L’omission de remise de ces documents est un indice supplémentaire prouvant la dissimulation de recettes.“Rapport de l’ACD
L’enquête du Parquet est ouverte le 23 septembre 2020 pour fraude fiscale aggravée, après des échanges de correspondance entre le ministère public et l’ACD. Après avoir auditionné le dentiste et son épouse – qui dans l’intervalle a ouvert un cabinet en Belgique –, la section économique et financière de la police judiciaire boucle son rapport le 27 mai 2021.
Deux semaines plus tard, le ministère public adresse au prévenu une proposition «de procéder par voie de jugement sur accord». La procédure du plaider-coupable à la luxembourgeoise est possible du fait de l’absence de casier judiciaire du prévenu. Son avocat met deux semaines avant d’accepter la transaction pénale. Le 6 septembre 2021, un accord est conclu avec le Procureur d’Etat. Reporter.lu a pris connaissance de la décision qui ne porte que sur l’exercice 2014.
Contacté par la rédaction, les avocats n’ont pas souhaité commenter l’affaire.
Le dentiste reconnaît les faits, «en l’espèce d’avoir sciemment et systématiquement omis de déclarer à l’administration des contributions directes et soustrait à l’impôt pour l’année fiscale 2014 des revenus imposables en provenance de son activité de médecin-dentiste, soit un total de revenus imposables de 571.067,09 euros».
Le repentir du dentiste
Le médecin avoue «avoir ainsi fraudé les montants suivants, à savoir un montant total d’impôt éludé de 126.389,00 euros, partant s’être procuré indûment des avantages fiscaux injustifiés et d’avoir provoqué intentionnellement à son profit la réduction de recettes fiscales pour un montant de 126.289 euros».

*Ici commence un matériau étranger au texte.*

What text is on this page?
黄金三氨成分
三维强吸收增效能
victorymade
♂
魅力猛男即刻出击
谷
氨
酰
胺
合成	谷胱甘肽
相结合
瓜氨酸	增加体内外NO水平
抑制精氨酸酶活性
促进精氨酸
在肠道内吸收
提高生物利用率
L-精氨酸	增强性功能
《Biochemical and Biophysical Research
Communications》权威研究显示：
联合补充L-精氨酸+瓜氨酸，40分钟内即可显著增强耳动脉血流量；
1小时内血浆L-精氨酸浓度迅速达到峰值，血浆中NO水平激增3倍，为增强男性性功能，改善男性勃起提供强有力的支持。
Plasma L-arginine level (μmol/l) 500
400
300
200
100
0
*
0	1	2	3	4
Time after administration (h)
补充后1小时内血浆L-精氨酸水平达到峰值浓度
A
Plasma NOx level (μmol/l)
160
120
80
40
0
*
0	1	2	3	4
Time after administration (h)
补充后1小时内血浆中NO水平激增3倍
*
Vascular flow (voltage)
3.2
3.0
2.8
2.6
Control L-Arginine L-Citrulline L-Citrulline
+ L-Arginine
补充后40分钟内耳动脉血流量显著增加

Le dentiste, s’il avait suivi la procédure conventionnelle, aurait pu encourir pour l’infraction de fraude fiscale aggravée un emprisonnement d’un mois à trois ans et une amende de 25.000 (minimum) au sextuple des impôts éludés. En négociant avec le Parquet, le prévenu s’en est sorti avec 13.000 euros d’amende, une peine de plus de moitié inférieure au minimum syndical. Le prix de la rédemption.